Looks to me like these "watermarks" are embedded in monetary numbers, acronyms e...

crooked-v · 2025-04-21T07:52:45 1745221965

U+202F in the screenshot, between "FY" and "2024", is the "Narrow No-Break Space ". Similarly, U+A0 is the "No-Break Space" (aka  ).

It's not watermarks, it's just scraped typography.

helsinkiandrew · 2025-04-21T07:56:03 1745222163

The examples they give all look like valid uses of different Non-breaking spaces, with width hints for their use/location, this might be a little overzealous if written by a human but perhaps not for a machine.

https://en.wikipedia.org/wiki/Non-breaking_space

Different display apps may "display them identically" but others and typesetters/printing apps might not.
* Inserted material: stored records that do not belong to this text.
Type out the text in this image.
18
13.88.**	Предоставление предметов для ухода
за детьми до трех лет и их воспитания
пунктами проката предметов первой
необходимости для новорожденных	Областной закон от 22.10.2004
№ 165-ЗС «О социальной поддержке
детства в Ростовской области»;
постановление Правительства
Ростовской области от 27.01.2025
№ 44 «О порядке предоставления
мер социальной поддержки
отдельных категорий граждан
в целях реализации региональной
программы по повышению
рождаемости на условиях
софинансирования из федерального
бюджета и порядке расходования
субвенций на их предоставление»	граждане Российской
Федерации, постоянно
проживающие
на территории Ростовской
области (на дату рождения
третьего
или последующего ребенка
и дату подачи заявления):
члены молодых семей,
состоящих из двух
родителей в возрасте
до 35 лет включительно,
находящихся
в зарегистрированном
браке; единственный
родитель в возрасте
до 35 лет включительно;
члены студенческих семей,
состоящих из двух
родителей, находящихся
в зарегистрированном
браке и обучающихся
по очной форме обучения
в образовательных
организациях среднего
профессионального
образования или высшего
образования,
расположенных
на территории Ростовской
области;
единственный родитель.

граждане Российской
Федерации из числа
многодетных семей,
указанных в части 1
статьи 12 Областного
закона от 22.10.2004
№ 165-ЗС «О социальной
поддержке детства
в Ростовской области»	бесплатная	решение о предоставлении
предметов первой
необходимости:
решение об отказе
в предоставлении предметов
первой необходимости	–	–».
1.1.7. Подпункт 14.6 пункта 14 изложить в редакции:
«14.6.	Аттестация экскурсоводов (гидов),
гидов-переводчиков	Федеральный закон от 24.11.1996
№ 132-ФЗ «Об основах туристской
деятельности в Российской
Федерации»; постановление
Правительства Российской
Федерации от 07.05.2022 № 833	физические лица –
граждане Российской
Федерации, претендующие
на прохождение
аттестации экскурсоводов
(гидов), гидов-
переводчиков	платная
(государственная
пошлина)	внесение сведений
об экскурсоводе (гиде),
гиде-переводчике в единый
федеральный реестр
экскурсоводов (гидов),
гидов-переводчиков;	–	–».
rep_lodsb · 2025-04-21T07:41:51 1745221311

Yeah, it's probably not an intentional watermark, just something the model has been trained to do. Maybe some professionally written news articles already use them for the same purpose?

Still hope HN adds a filter to block any comment with those characters in it :)

johnisgood · 2025-04-21T07:54:45 1745222085

It is very easy to filter those out from the output of GPT, though, using basic UNIX utilities. In fact, many methods don't survive reformatting or copy-pasting, not requiring filtering at all.

It is a very basic watermark technique (text steganography) if it indeed is supposed to be one.

A more advanced one would be a linguistic (grammar-based) one, but I am not going to give any more ideas. :D

rep_lodsb · 2025-04-21T08:18:39 1745223519

It's easy to remove those characters, but that still requires being aware of them, and an intent to deceive. So many people just copy LLM output here because they (wrongly) believe it adds something of value to a discussion.

johnisgood · 2025-04-21T08:30:36 1745224236

I do not think either that pasting output of LLM typically adds anything to the conversation. It might, usually it does not.

niel · 2025-04-21T07:38:46 1745221126

This is the most likely explanation.

I mean, sure, these characters could be used to help estimate the likelihood text was generated (because human writers might be less likely to add proper non-breaking spaces), but I doubt these are watermarks.